Zucchini, W. and Guttorp, P., "A hidden Markov model for space-time precipitation," Water Resources Research vol. 27, pp. 1917-1923, 1991.
MacDonald, I. L., and Zucchini, W., "Hidden Markov and Other Models for Discrete-valued Time Series", Chapman & Hall, London, 1997.
Liu, Limin, "Hidden Markov Models for Precipitation in a Region of Atlantic Canada", Master's Report, University of New Brunswick, 1997.
See Also
Examples
# TO DO: Create one or more bivariate examples.
#
# The value of itmax in the following examples is so much
# too small as to be risible. This is just to speed up the
# R CMD check process.
# 1.
Yval <- LETTERS[1:10]
Tpm <- matrix(c(0.75,0.25,0.25,0.75),ncol=2,byrow=TRUE)
Rho <- cbind(c(rep(1,5),rep(0,5)),c(rep(0,5),rep(1,5)))/5
rownames(Rho) <- Yval
set.seed(42)
xxx <- rhmm(ylengths=rep(1000,5),nsim=1,tpm=Tpm,Rho=Rho,yval=Yval,drop=TRUE)
fit <- hmm(xxx,par0=list(tpm=Tpm,Rho=Rho),itmax=10)

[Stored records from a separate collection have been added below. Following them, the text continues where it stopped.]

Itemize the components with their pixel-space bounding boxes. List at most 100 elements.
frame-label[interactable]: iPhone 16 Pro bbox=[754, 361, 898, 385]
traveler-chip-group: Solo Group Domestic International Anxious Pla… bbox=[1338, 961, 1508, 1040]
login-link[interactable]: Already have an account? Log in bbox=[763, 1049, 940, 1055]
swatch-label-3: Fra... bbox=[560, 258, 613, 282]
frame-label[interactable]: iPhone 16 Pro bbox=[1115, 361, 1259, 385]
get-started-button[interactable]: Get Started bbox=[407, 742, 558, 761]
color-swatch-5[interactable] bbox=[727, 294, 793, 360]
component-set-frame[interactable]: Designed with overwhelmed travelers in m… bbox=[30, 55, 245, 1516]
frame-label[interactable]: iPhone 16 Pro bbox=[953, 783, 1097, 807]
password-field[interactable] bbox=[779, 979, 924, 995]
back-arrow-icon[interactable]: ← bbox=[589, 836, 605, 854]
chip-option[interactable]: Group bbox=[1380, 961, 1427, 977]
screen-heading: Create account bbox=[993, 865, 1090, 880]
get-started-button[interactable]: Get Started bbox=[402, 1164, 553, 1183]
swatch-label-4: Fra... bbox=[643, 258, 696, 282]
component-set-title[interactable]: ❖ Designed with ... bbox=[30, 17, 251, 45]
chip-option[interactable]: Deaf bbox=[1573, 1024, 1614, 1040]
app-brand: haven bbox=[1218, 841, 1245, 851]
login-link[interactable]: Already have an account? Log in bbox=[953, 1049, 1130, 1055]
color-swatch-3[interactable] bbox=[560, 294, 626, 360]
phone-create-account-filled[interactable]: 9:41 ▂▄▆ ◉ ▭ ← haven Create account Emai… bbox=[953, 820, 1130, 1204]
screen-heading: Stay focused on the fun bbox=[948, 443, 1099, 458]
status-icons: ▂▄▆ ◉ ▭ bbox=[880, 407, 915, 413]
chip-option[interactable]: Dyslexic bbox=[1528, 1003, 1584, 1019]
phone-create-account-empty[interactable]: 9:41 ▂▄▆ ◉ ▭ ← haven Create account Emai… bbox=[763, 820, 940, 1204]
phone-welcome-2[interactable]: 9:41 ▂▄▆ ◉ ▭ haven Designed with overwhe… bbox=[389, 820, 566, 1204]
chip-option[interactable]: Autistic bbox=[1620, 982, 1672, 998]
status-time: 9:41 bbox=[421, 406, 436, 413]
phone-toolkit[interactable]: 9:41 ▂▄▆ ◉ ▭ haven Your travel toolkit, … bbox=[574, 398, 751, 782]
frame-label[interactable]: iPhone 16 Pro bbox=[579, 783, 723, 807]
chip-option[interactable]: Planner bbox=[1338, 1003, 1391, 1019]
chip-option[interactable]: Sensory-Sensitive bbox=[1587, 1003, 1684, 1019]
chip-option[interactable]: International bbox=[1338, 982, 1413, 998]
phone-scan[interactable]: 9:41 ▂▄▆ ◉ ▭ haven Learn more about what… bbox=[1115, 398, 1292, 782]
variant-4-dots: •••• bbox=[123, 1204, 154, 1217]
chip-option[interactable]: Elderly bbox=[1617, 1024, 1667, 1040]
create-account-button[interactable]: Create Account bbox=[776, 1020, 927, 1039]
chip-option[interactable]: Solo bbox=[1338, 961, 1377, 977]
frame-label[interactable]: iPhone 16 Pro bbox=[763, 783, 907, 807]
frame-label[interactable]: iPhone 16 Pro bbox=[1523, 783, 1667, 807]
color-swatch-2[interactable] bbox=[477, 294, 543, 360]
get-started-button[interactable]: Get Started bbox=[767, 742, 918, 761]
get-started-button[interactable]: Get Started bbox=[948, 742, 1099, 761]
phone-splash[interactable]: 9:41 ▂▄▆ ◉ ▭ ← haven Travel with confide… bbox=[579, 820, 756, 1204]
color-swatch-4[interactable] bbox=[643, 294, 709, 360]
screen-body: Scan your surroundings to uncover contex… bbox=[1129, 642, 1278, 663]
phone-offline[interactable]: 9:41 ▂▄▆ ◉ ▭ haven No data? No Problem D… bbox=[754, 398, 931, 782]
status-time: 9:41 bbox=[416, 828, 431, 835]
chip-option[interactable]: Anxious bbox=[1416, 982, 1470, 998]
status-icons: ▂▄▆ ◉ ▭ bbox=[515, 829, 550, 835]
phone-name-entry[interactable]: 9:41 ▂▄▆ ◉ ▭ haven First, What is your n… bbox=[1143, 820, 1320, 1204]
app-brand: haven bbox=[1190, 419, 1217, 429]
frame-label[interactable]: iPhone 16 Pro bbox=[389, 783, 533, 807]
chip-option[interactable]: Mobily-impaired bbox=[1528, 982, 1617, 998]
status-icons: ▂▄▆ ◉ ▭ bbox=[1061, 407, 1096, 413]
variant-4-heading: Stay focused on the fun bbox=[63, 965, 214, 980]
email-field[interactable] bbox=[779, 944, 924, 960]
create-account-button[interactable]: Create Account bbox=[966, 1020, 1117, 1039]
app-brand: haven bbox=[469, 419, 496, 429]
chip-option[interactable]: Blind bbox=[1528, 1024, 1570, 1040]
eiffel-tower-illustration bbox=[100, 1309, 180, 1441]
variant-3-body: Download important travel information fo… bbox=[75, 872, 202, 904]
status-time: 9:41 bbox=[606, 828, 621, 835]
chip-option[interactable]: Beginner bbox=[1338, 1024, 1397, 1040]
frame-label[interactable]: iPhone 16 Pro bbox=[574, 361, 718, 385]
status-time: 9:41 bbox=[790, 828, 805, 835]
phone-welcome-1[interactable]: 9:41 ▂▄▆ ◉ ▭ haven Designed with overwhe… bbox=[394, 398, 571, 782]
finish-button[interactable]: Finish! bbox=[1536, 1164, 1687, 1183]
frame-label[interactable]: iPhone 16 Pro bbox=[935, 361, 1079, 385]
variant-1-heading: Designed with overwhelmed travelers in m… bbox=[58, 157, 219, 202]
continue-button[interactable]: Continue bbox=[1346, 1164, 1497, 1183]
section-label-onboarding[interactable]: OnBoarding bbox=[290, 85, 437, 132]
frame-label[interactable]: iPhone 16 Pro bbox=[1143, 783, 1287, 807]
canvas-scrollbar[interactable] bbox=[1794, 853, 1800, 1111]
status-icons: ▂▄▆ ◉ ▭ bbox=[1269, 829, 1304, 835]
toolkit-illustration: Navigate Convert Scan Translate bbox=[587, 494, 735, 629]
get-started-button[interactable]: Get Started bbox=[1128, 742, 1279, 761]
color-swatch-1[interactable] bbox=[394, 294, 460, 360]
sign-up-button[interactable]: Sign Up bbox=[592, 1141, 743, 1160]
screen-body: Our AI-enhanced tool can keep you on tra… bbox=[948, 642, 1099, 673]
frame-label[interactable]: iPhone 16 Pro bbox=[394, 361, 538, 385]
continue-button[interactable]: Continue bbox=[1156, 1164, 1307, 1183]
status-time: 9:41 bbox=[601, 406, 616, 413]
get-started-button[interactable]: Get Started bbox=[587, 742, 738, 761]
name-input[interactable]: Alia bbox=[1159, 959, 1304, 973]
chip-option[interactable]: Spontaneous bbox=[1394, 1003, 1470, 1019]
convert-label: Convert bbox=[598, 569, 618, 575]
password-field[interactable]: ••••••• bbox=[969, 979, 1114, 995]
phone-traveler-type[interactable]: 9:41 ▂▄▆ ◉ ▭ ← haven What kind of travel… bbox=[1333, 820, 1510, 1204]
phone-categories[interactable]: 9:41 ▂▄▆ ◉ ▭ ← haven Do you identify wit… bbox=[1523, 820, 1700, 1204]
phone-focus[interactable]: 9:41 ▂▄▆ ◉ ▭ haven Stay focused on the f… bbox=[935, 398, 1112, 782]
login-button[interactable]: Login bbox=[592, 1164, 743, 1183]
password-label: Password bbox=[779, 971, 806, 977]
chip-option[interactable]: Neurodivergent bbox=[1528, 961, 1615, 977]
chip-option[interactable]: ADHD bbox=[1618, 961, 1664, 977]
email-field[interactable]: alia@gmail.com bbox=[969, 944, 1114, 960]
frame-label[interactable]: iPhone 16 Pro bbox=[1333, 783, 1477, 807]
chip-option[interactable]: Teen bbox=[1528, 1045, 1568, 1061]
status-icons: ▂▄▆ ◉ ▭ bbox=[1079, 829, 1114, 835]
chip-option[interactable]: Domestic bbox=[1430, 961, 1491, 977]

print(fit$Rho) # A data frame
print(cnvrtRho(fit$Rho)) # A matrix of probabilities
# whose columns sum to 1.
# 2.
# See the help for logLikHmm() for how to generate y.num.
## Not run:
fit.num <- hmm(y.num,K=2,verb=TRUE,itmax=10)
fit.num.mix <- hmm(y.num,K=2,verb=TRUE,mixture=TRUE,itmax=10)

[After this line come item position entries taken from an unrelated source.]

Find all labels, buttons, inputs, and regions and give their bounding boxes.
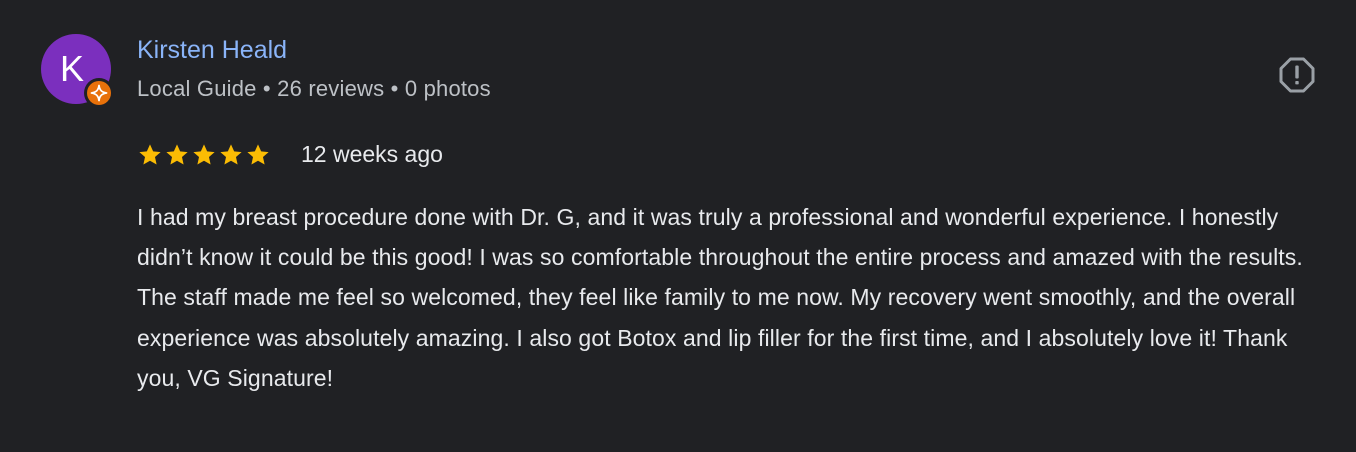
review-time: 12 weeks ago	[301, 141, 443, 167]
local-guide-star-icon	[90, 84, 108, 102]
local-guide-badge	[84, 78, 114, 108]
review-card: K Kirsten Heald Local Guide • 26 reviews…	[0, 0, 1356, 452]
author-name[interactable]: Kirsten Heald	[137, 36, 287, 65]
report-icon[interactable]	[1278, 56, 1316, 94]
star-icon	[139, 144, 161, 165]
star-icon	[220, 144, 242, 165]
author-meta: Local Guide • 26 reviews • 0 photos	[137, 76, 491, 101]
star-rating	[137, 142, 277, 168]
star-icon	[166, 144, 188, 165]
review-text: I had my breast procedure done with Dr. …	[137, 204, 1303, 391]
star-icon	[193, 144, 215, 165]
star-icon	[247, 144, 269, 165]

print(fit.num[c("tpm","Rho")])
## End(Not run)
# Note that states 1 and 2 get swapped.
# 3.
xxx <- with(SydColDisc,split(y,f=list(locn,depth)))
Yval <- c("lo","mlo","m","mhi","hi")
# Two states: above and below the thermocline.
fitSydCol <- hmm(xxx,yval=Yval,K=2,verb=TRUE,itmax=10)
# 4.
X <- split(SydColDisc[,c("ma.com","nh.com","bo.com")],
f=with(SydColDisc,list(locn,depth)))
X <- lapply(X,function(x){
as.matrix(as.data.frame(lapply(x,as.numeric)))-1})
fit.wap <- hmm(xxx,yval=Yval,K=2,X=X,verb=TRUE,itmax=10)
# wap <--> with auxiliary predictors.
# 5.
## Not run: # Takes too long.
fitlm <- hmm(xxx,yval=Yval,K=2,method="LM",verb=TRUE)
fitem <- hmm(xxx,yval=Yval,K=2,verb=TRUE)
# Algorithm terminates due to a decrease in the log likelihood
# at EM step 64.
newfitlm <- hmm(xxx,yval=Yval,par0=fitem,method="LM",verb=TRUE)
# The log likelihood improves from -1900.988 to -1820.314
## End(Not run)
# 6.
fitLesCount <- hmm(lesionCount,K=2,itmax=10) # Two states: relapse and remission.